On the sidelines of MX Player’s Times of Music, Mithoon got candid with indianexpress.com, where he explained why despite starting off with remakes, he eventually turned towards original compositions. He also opened up about the changes he wishes to see in India’s music scene.
Here are excerpts from the conversation:
Q. Despite starting your career with two recreations – “Woh Lamhe Woh Baatein” and “Juda Hoke Bhi”, you chose to compose original music. What encouraged you to make the shift?
I came here to create original music. After those two songs, it was a conscious decision. Then my first song “Tere Bin” became a national rage in 2006. It’s simply about the joy of making something original. That fulfillment is beyond anything else.
Q. Does both writing and composing your songs provide more creative liberty?
It’s a spontaneous and joyful celebration. I wrote “Tum Hi Ho” and Mohit Suri and Arijit Singh insisted that I don’t change anything. Seeing their belief and excitement, I went with it. The song “Main Phir Bhi Tumko Chahunga” from Half Girlfriend was actually a nazm written by Manoj Muntashir in 2001. He gave it to me 15 years later and then I set it to music. That’s also an equally beautiful exchange for one man to think of something and the other, to bring a new perspective to it. So we celebrate all situations and collaborations; it’s not about one being better than the other.
Q. What changes do you wish to see in India’s music scene?
Music is constantly evolving. If challenges have increased, so have opportunities. Today, we have digital platforms where new artistes can connect directly with the audience. I’ve been through my share of challenges. A lot of people once told me to change my style of music because ballads didn’t work in Hindi films and it was dark music that was popular then. If I had listened to them, the music for Aashiqui 2 would have never happened.
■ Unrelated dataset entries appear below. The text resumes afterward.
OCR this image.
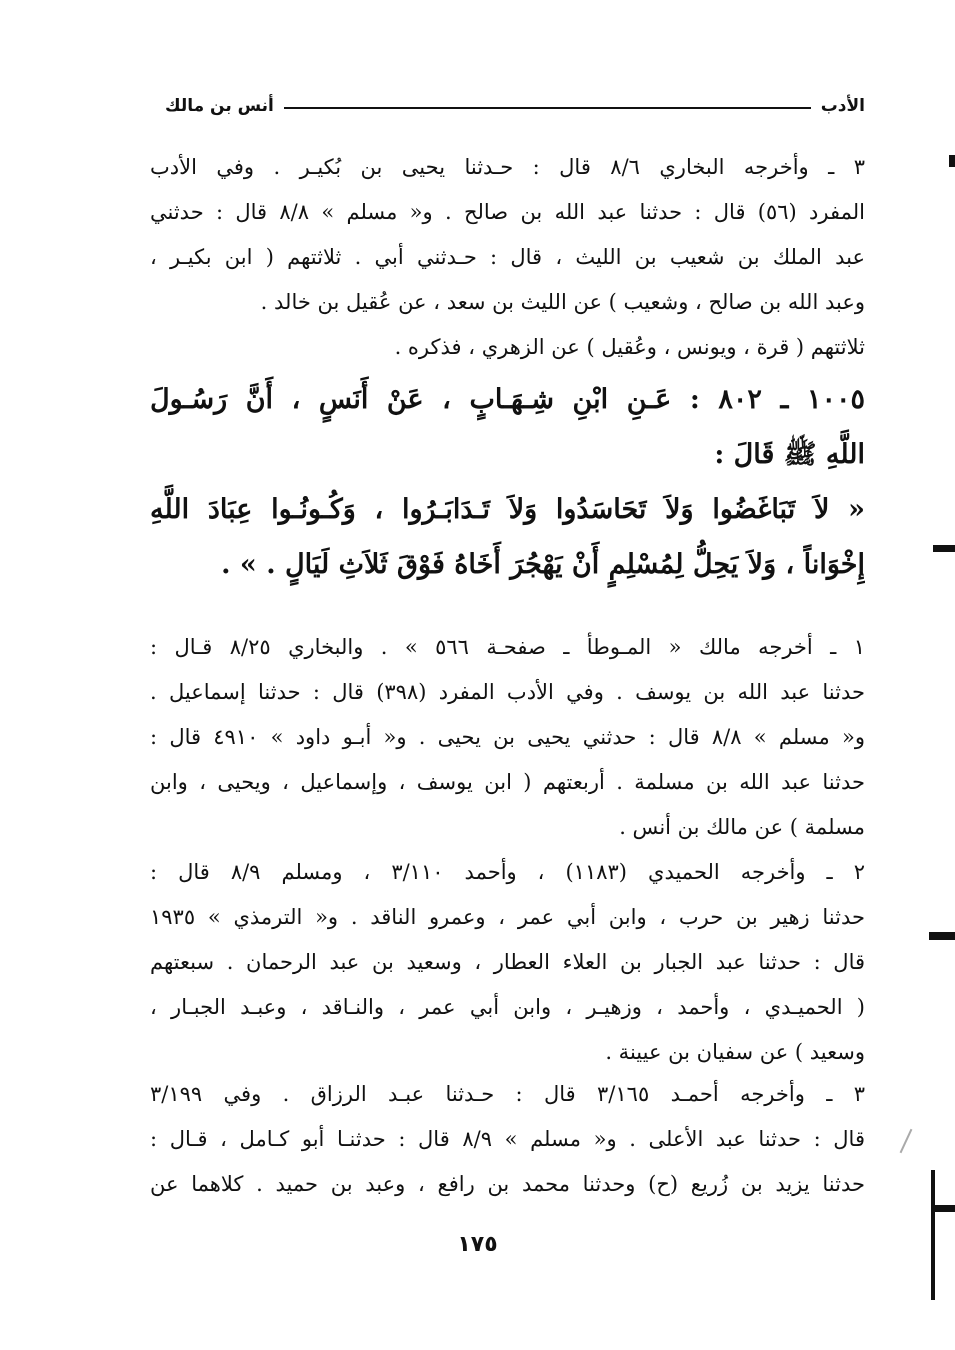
الأدب
أنس بن مالك
٣ ـ وأخرجه البخاري ٨/٦ قال : حـدثنا يحيى بن بُكيـر . وفي الأدب
المفرد (٥٦) قال : حدثنا عبد الله بن صالح . و« مسلم » ٨/٨ قال : حدثني
عبد الملك بن شعيب بن الليث ، قال : حـدثني أبي . ثلاثتهم ( ابن بكيـر ،
وعبد الله بن صالح ، وشعيب ) عن الليث بن سعد ، عن عُقيل بن خالد .
ثلاثتهم ( قرة ، ويونس ، وعُقيل ) عن الزهري ، فذكره .
١٠٠٥ ـ ٨٠٢ : عَـنِ ابْنِ شِـهَـابٍ ، عَنْ أَنَسٍ ، أَنَّ رَسُـولَ
اللَّهِ ﷺ قَالَ :
« لاَ تَبَاغَضُوا وَلاَ تَحَاسَدُوا وَلاَ تَـدَابَـرُوا ، وَكُـونُـوا عِبَادَ اللَّهِ
إِخْوَاناً ، وَلاَ يَحِلُّ لِمُسْلِمٍ أَنْ يَهْجُرَ أَخَاهُ فَوْقَ ثَلاَثِ لَيَالٍ . » .
١ ـ أخرجه مالك « المـوطأ ـ صفحـة ٥٦٦ » . والبخاري ٨/٢٥ قـال :
حدثنا عبد الله بن يوسف . وفي الأدب المفرد (٣٩٨) قال : حدثنا إسماعيل .
و« مسلم » ٨/٨ قال : حدثني يحيى بن يحيى . و« أبـو داود » ٤٩١٠ قال :
حدثنا عبد الله بن مسلمة . أربعتهم ( ابن يوسف ، وإسماعيل ، ويحيى ، وابن
مسلمة ) عن مالك بن أنس .
٢ ـ وأخرجه الحميدي (١١٨٣) ، وأحمد ٣/١١٠ ، ومسلم ٨/٩ قال :
حدثنا زهير بن حرب ، وابن أبي عمر ، وعمرو الناقد . و« الترمذي » ١٩٣٥
قال : حدثنا عبد الجبار بن العلاء العطار ، وسعيد بن عبد الرحمان . سبعتهم
( الحميـدي ، وأحمد ، وزهيـر ، وابن أبي عمر ، والنـاقد ، وعبـد الجبـار ،
وسعيد ) عن سفيان بن عيينة .
٣ ـ وأخرجه أحمـد ٣/١٦٥ قال : حـدثنا عبـد الرزاق . وفي ٣/١٩٩
قال : حدثنا عبد الأعلى . و« مسلم » ٨/٩ قال : حدثنـا أبو كـامل ، قـال :
حدثنا يزيد بن زُريع (ح) وحدثنا محمد بن رافع ، وعبد بن حميد . كلاهما عن
١٧٥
Q. What’s your take on Sonu Nigam’s recent revelations about “music mafia” and need for music companies to be kind to new talent?
On a human level, I definitely agree with him. I don’t think any person needs to be told to be kind and considerate. We are vulnerable and we need each other.
Q. What advice will you give to new talent?
Take Laxmikant-Pyarelal and the odds they had to fight to become the uncrowned kings of music. They were both outsiders to the city. These challenges have always been there, but talent is bigger than any individual or label. Even if it’s tough, just hold onto your guns, as the time will come when those same labels, who are opposing you today, will come to you.
Q. What has been your most favourite collaboration, and which singer you’d want to work with in future?
My most favourite collaboration has been with singer Roop Kumar Rathod in Anwar (2007). He is a jewel and deserves the Bharat Ratna. He has a lot more to give and is an ocean of talent.
I’m looking forward to recording with Sonu Nigam. I’ve always looked up to him as a vocalist. I think he is one of the most technically sound singers our country has ever produced.